Statistically significant results were also found for certain biological and psychosocial variables studied. The study of the gene–pathology sequence also requires consideration of environmental influences, as mentioned by du Pont et al. (2019). The increased risk of belonging to this group in a population with a family history of depression could be related to a possible genetic inheritance and/or an environmental factor to be considered (Monroe et al., 2014; Kendall et al., 2021), the latter also making sense in relation to the increased risk if more forms of childhood maltreatment are identified (Clarke et al., 2020; Goemans et al., 2023). It is beyond the scope of this article to examine how these factors may influence or ultimately trigger the risk associated with genetic polymorphism profiles. On the other hand, the lower risk of belonging to the profile of greater psychopathology in the male sex is consistent with previous research where the presence of these disorders is higher in the female population (Maestre-Miquel et al., 2021).

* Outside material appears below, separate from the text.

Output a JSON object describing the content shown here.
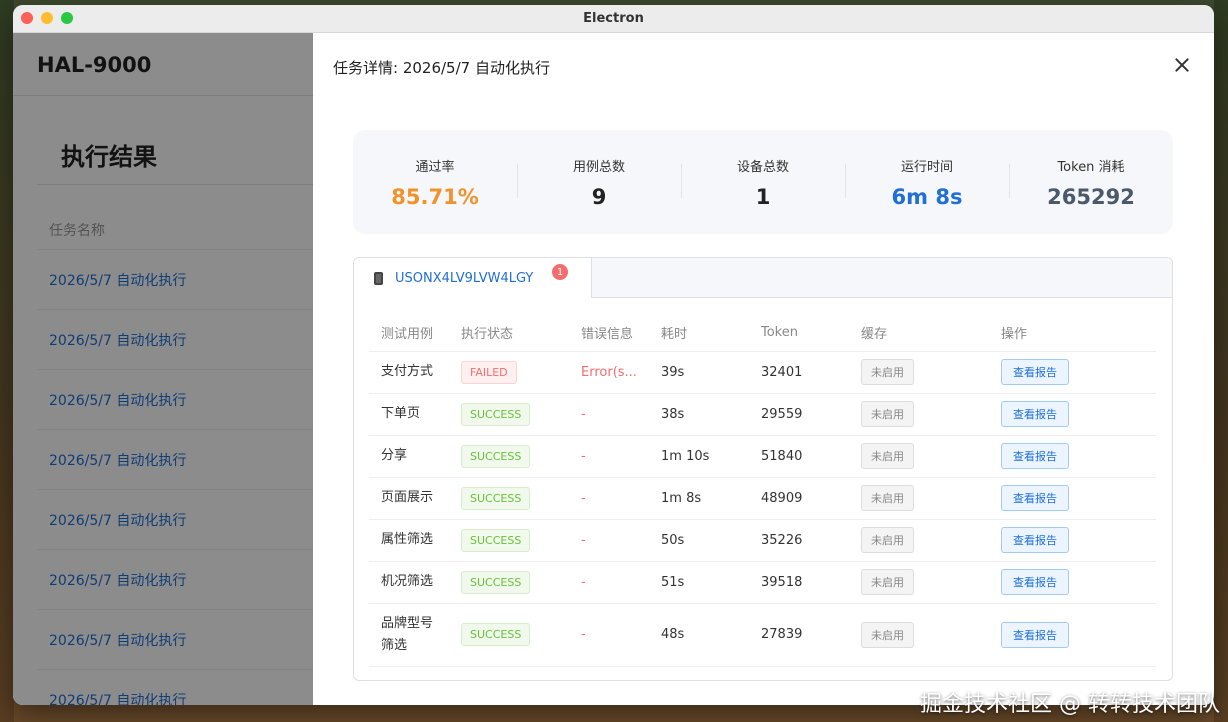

Essau and De la Torre-Luque promote the use of LCA for the study of complex multidimensional phenomena, mentioning that characterising the profile of psychiatric comorbidities allows a higher-order classification that could have important clinical implications (Essau and de la Torre-Luque, 2019). The identification of clinical profiles based on combinations of genetic polymorphisms could optimise early screening processes from primary health care, given its role as a gateway for the detection and early treatment of mental disorders (Moscovici et al., 2020), thus addressing the barriers to appropriate treatment perceived by certain groups of patients (Jorm et al., 2017), particularly those with more complex clinical profiles who may not receive the most appropriate treatment in primary care (Moscovici et al., 2018). This could facilitate timely referral or, on the other hand, the implementation of "intervention packages” from primary health care, such as the one developed in Mathew’s article (Mathew, 2022), where they demonstrated the benefit of implementing a structured coordination of psychological interventions in patients with anxiety disorders (a profile similar in clinical terms to that of the group with the highest psychiatric comorbidity found in our article).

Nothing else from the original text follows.